No, because the search may have to grind through 99.9% of /var/db/pkg, or only 0.1%, depending on how unlucky/lucky you happen to be on a given run. Limiting it to 10 matches would have have no significance if you have to search through 99.9% of /var/db/pkg to find those matches.
Comment 12 Michał Górny archtester Gentoo Infrastructure gentoo-dev Security 2013-08-12 17:25:59 UTC
How likely is that? Considering current list of COLLISION_IGNORE, in the worst case you'd have to check at most ~66% of files until you hit a owned collision. And that's very unlikely, in a realistic case a limit of 10 files would mean no more than 30-40 checked collisions.

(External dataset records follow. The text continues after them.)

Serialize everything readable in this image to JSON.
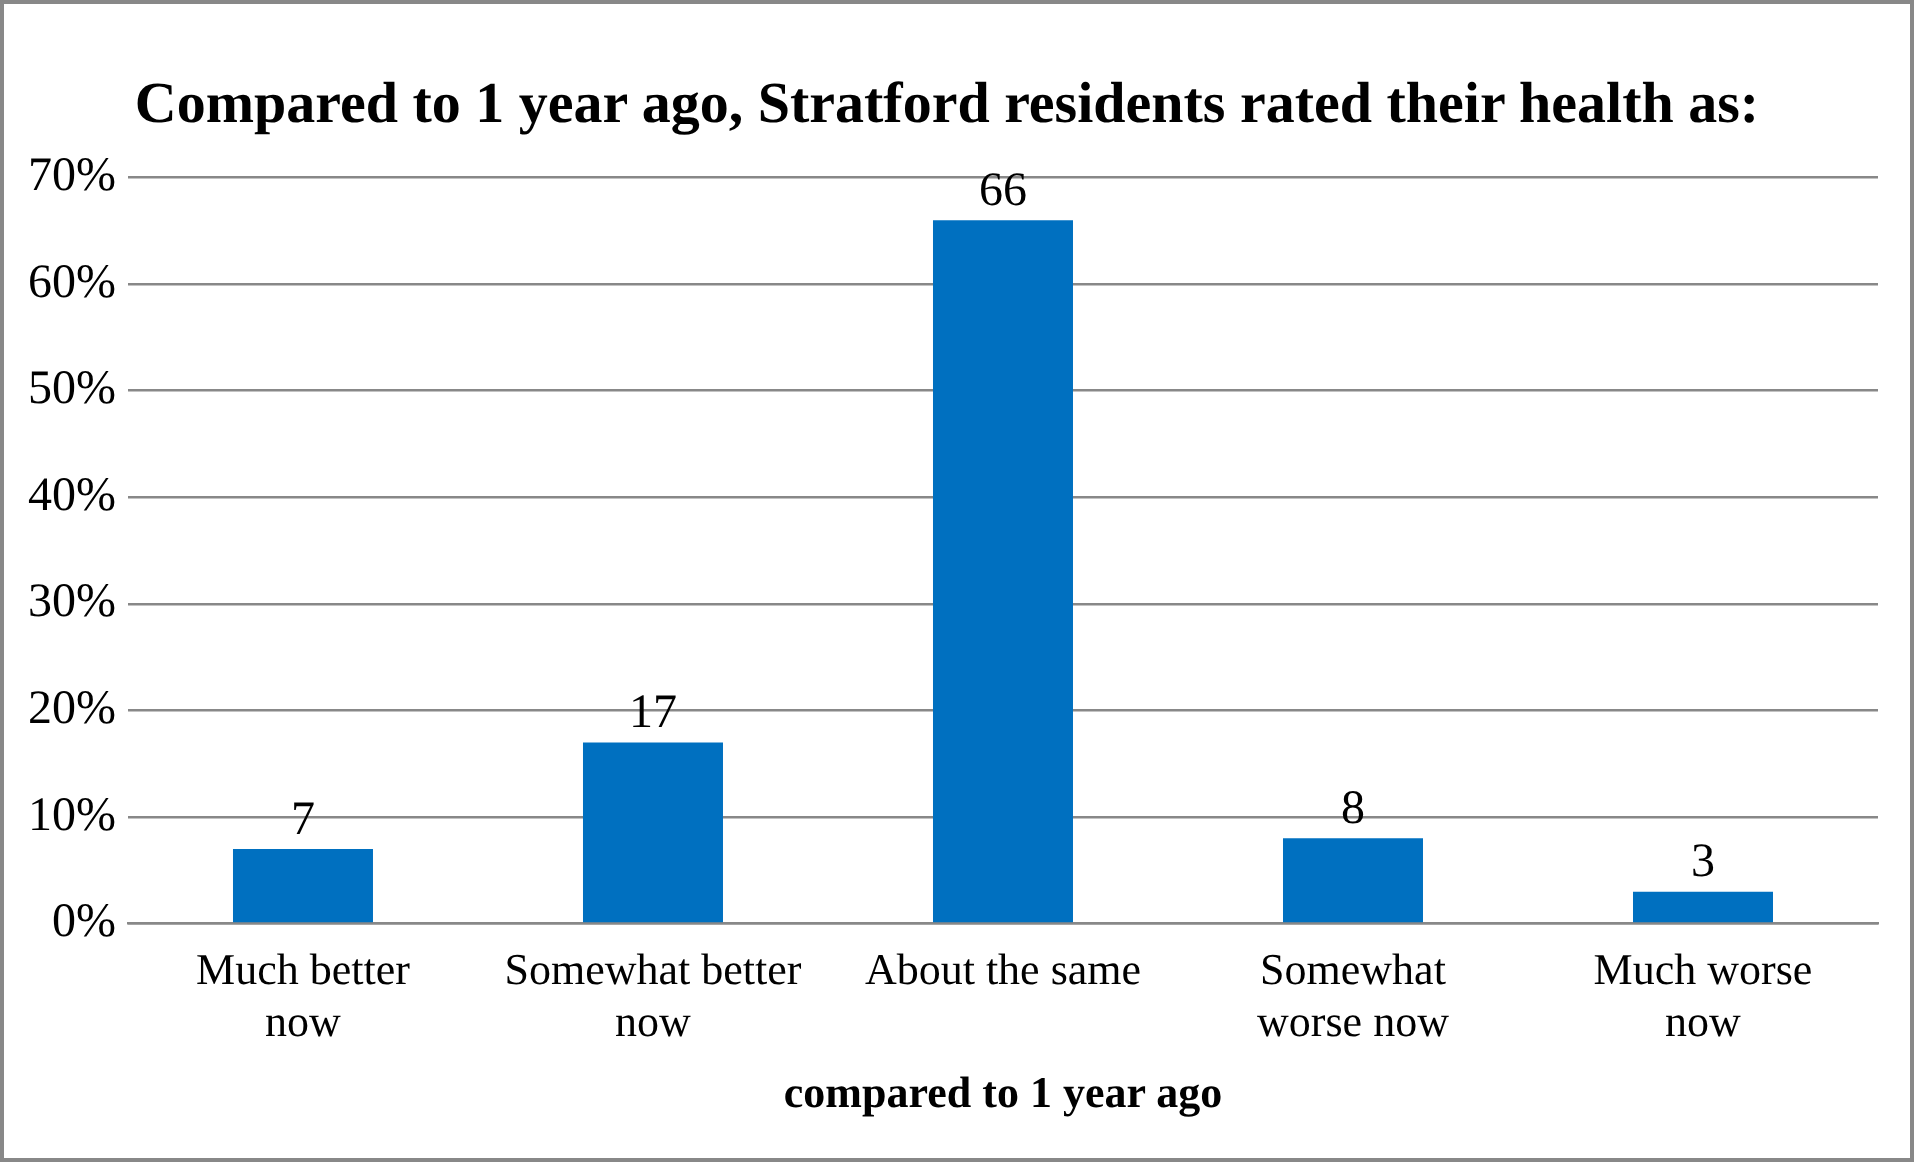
{
  "chart_data": {
    "type": "bar",
    "title": "Compared to 1 year ago, Stratford residents rated their health as:",
    "xlabel": "compared to 1 year ago",
    "categories": [
      "Much better now",
      "Somewhat better now",
      "About the same",
      "Somewhat worse now",
      "Much worse now"
    ],
    "values": [
      7,
      17,
      66,
      8,
      3
    ],
    "color": "#0070c0",
    "data_labels": true,
    "ylim": [
      0,
      70
    ],
    "yticks": [
      {
        "value": 0,
        "label": "0%"
      },
      {
        "value": 10,
        "label": "10%"
      },
      {
        "value": 20,
        "label": "20%"
      },
      {
        "value": 30,
        "label": "30%"
      },
      {
        "value": 40,
        "label": "40%"
      },
      {
        "value": 50,
        "label": "50%"
      },
      {
        "value": 60,
        "label": "60%"
      },
      {
        "value": 70,
        "label": "70%"
      }
    ],
    "grid": "y",
    "legend": false
  }
}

Introducing another variable will just make the current one obsolete and empty. It's no gain for anyone.
Comment 13 Zac Medico gentoo-dev 2013-08-12 17:40:30 UTC
(In reply to Michał Górny from comment #12)
Maybe I misunderstood your patch idea described in comment #10. The owner search is already limited to 20 files, so you are suggesting to reduce it from 20 files to 10 files now? I think 20 is small enough as it is.
Comment 14 Michał Górny archtester Gentoo Infrastructure gentoo-dev Security 2013-08-12 18:12:57 UTC
(In reply to Zac Medico from comment #13)
> (In reply to Michał Górny from comment #12)
> Maybe I misunderstood your patch idea described in comment #10. The owner
> search is already limited to 20 files, so you are suggesting to reduce it
> from 20 files to 10 files now? I think 20 is small enough as it is.

No, I mean limiting it to 10 matched (owned) files.
Comment 15 Zac Medico gentoo-dev 2013-08-12 18:36:42 UTC
(In reply to Michał Górny from comment #14)
> No, I mean limiting it to 10 matched (owned) files.

You can't know if any given file is owned unless you search through *all* of /var/db/pkg though, and that amount that you would have to search to find any owners is *completely* random.
Comment 16 Michał Górny archtester Gentoo Infrastructure gentoo-dev Security 2013-08-12 18:45:19 UTC
True. Still, the search is necessary for QA reasons and only happens whenever there is a collision, which either means something is seriously broken (and then it needs to be caught) or we're doing a migration which is a one-time wait.
Comment 17 Zac Medico gentoo-dev 2013-08-12 19:09:22 UTC
I'd be more comfortable with forcing a search for owners of *.py[co] files if I had an assurance that all atable ebuilds in the tree had already been fixed to include *.py[co] files in CONTENTS.